Le Manuel que le Professeur Ubaud-Bergeron a fait paraître en fin d'année dernière vient utilement compléter la boîte à outils des praticiens des contrats publics. La matière est si foisonnante qu'il est régulièrement nécessaire de revenir à l'essentiel et de consulter la doctrine – la vraie, celle qui voit clair. Nos vieux grimoires, que nous continuons à consulter avec respect en veillant à ce que leurs pages jaunies ne restent pas trop longtemps exposées à la lumière du jour, sont utilement complétées depuis une quinzaine d'années environ, par les ouvrages d'universitaires prenant en compte non seulement les espèces à l'origine des théories mais aussi et surtout les applications concrètes de leurs écrits. L'ouvrage de Mme Ubaud-Bergeron est de ceux-là : il est clair et il va à l'essentiel sans sacrifier pour autant la rigueur du propos.

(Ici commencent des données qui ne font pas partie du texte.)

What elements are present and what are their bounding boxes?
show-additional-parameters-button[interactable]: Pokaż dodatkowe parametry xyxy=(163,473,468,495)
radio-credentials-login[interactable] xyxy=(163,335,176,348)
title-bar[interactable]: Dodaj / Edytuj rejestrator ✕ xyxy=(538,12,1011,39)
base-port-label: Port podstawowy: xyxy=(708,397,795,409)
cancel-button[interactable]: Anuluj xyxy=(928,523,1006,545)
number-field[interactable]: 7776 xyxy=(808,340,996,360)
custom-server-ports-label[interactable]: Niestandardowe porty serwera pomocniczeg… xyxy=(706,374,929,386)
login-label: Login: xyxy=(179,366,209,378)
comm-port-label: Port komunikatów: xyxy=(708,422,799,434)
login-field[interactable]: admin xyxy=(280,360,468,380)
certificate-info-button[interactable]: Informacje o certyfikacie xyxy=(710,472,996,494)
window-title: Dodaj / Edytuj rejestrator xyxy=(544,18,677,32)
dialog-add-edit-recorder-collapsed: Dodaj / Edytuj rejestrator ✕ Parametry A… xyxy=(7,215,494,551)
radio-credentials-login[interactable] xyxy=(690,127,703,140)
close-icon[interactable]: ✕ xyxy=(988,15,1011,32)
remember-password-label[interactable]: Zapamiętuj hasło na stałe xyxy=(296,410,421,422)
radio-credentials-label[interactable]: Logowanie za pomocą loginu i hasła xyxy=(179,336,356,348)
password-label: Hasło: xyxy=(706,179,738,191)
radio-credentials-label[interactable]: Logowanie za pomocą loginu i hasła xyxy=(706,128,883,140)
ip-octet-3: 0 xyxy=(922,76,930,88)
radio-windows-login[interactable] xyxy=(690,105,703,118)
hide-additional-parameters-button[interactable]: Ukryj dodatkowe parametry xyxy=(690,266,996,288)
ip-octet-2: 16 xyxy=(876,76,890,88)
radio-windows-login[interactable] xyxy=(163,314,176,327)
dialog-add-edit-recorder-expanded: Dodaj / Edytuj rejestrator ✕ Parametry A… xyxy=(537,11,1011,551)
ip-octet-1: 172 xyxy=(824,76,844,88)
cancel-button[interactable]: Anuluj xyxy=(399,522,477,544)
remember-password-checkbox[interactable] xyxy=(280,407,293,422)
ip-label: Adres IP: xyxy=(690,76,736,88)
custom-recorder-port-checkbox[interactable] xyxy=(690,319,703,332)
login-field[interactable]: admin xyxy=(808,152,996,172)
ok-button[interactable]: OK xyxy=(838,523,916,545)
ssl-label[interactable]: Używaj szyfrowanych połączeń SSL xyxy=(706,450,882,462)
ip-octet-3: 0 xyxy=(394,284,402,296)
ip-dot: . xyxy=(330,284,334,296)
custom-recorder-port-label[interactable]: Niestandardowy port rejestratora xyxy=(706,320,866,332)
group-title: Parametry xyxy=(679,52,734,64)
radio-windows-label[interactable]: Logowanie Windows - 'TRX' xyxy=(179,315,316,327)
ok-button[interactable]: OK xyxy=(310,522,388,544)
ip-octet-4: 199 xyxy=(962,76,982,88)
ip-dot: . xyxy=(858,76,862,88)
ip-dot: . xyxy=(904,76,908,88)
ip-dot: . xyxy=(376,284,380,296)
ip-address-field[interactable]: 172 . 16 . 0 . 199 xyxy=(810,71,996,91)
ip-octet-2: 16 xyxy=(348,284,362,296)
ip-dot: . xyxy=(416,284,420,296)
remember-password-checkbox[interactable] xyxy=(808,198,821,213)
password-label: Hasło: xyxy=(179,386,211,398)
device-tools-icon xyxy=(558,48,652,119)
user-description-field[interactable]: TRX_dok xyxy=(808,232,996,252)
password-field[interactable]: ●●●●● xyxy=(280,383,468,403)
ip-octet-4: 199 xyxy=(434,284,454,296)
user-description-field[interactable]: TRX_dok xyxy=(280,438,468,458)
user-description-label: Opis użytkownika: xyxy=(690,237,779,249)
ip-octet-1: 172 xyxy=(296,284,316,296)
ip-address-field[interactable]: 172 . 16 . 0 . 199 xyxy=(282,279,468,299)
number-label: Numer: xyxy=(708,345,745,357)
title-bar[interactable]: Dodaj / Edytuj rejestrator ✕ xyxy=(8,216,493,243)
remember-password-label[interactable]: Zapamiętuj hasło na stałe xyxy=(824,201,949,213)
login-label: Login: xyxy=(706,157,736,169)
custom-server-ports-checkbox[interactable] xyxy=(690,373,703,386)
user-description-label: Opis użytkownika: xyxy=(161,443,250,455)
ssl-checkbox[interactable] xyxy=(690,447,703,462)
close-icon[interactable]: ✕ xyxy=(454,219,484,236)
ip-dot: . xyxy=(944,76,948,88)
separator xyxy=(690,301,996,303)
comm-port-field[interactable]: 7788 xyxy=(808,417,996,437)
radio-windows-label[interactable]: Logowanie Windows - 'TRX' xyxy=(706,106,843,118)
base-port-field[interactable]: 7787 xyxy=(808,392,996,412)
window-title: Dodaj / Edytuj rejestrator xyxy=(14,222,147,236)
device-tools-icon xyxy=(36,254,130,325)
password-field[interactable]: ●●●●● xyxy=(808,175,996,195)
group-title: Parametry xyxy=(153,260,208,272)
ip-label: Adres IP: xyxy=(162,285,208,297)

Divisé en quatre parties logiques (définitions / passation / exécution / contentieux), il comporte des développements relativement courts, annoncés par des titres « noyés », illustrés par des extraits d'arrêts ou de textes, enrichis de brèves mais précises « discussions » sur les sujets d'actualité (conventions domaniales et commande publique, déontologie de l'achat public, etc.) ou les questions qui structurent la matière depuis les origines (déséquilibre du contrat administratif, police administrative et contrat, etc.). En fin de volume, trois index (alphabétique, jurisprudence, discussions) complètent la table des matières pour permettre un accès rapide au sujet recherché. On l'aura compris, cet ouvrage est un nouveau « must have » du praticien des contrats publics. Ph. D.